Le réel tournant s’opère avec la tétralogie Naha – Onizuka – Bené qui se termine par le final Jusqu’au dernier gramme. Plus que des clips, il s’agit ici de courts-métrages de 8, 13, 16 et 30 minutes qui mettent en scène la vie dans la cité, avec acteurs et scénario.

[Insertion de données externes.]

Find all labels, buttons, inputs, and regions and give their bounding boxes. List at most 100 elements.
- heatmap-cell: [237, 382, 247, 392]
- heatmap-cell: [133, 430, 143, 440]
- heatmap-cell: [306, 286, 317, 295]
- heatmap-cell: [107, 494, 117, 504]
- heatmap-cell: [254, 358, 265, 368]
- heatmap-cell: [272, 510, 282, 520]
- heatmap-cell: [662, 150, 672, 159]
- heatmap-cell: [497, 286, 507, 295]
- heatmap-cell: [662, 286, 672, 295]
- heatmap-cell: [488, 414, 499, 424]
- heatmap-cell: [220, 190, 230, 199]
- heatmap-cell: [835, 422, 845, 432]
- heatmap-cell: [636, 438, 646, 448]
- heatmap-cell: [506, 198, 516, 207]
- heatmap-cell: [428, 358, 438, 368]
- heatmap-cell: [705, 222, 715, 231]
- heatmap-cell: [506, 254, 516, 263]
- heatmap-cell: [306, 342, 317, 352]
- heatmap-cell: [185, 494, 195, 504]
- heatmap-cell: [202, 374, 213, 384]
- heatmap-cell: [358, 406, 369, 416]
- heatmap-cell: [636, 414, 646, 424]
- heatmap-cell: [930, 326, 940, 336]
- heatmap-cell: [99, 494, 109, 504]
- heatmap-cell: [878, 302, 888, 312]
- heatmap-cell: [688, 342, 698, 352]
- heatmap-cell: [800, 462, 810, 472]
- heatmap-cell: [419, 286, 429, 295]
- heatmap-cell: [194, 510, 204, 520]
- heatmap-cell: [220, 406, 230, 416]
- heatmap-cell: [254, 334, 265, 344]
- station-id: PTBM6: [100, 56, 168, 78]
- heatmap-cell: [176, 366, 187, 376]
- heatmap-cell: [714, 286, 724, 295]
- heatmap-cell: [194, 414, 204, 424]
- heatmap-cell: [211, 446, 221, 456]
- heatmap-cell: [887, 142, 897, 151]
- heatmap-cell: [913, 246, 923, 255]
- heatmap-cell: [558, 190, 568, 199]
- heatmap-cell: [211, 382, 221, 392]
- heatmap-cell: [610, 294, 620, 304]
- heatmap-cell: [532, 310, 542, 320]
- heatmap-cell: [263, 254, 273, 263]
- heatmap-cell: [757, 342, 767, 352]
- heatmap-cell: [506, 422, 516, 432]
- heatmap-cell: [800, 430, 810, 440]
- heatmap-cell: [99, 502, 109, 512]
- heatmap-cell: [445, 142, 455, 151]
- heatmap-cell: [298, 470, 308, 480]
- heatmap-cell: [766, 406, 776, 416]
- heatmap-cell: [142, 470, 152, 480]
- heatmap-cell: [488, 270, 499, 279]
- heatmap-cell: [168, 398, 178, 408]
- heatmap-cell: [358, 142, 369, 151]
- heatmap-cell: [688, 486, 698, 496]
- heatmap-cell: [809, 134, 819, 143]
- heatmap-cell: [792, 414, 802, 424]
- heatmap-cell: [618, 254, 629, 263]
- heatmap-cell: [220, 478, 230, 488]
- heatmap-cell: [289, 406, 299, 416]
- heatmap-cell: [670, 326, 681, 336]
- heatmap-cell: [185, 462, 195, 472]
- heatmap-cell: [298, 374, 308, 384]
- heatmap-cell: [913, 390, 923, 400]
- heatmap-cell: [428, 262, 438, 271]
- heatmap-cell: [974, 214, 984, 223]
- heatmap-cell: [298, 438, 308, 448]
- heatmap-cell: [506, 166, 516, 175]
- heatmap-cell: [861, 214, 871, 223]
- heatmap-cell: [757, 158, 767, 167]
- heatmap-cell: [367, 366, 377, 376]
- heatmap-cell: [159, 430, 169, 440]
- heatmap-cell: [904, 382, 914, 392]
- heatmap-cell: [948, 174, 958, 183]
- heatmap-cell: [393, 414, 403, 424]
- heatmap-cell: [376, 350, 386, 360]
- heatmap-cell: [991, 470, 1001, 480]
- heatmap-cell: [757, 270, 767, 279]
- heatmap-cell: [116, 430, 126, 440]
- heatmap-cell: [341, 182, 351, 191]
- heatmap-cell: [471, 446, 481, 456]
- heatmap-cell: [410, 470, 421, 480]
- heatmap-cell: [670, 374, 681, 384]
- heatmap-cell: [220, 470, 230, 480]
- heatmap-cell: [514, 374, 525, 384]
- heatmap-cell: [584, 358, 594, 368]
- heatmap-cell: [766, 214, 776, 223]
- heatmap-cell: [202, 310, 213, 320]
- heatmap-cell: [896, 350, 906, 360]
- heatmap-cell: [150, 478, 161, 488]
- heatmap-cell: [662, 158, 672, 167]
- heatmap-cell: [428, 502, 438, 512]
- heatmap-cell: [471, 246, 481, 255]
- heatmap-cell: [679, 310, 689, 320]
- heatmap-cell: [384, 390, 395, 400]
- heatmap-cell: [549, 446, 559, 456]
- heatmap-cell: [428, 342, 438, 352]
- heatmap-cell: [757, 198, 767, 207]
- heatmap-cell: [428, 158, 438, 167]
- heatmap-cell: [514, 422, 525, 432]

Ce qui est le plus percutant ici, c’est que l’image prend l’ascendant sur la musique qui se retrouve reléguée au second plan. Alors que d’une manière générale, le clip de musique est utilisé pour promouvoir le titre, le rendre plus accessible ou simplement l’illustrer. PNL au contraire se détache de tout ça, ce qui se ressent : le scénario prime sur le son.

 

 

On peut bien évidemment trouver ce choix regrettable d’un point de vue marketing (un « clip » de 30 minutes peut difficilement se regarder en boucle), ou même d’un point de vue musical (finalement, la prod de Béné notammentétirée sur 16 longues minutes – perd de sa force), il est par ailleurs indéniable que PNL grâce ce parti-pris a changé les codes du rap. Le duo a prouvé que le monde du rap a lui aussi une sensibilité artistique, une volonté de montrer au-delà du son, une envie de captiver en image.

 

Joke, Natalie Canguilhem, VALD, PNL, Mess ne sont pas les seuls à avoir transformé le rap et notre façon de l’appréhender. Bien d’autres, plus ou moins connus, contribuent à changer l’image « difficile » que le rap se coltine encore aujourd’hui. S’il est vu encore comme un « sous-art » (salut Zemmour !), une « sous culture d’analphabètes » (re-bonjour Monsieur Zemmour.), « violent », « réducteur », « animal » ou « hostile », nombreux sont les rappeurs qui démontrent brillamment la grandeur et la pluralité de ce genre.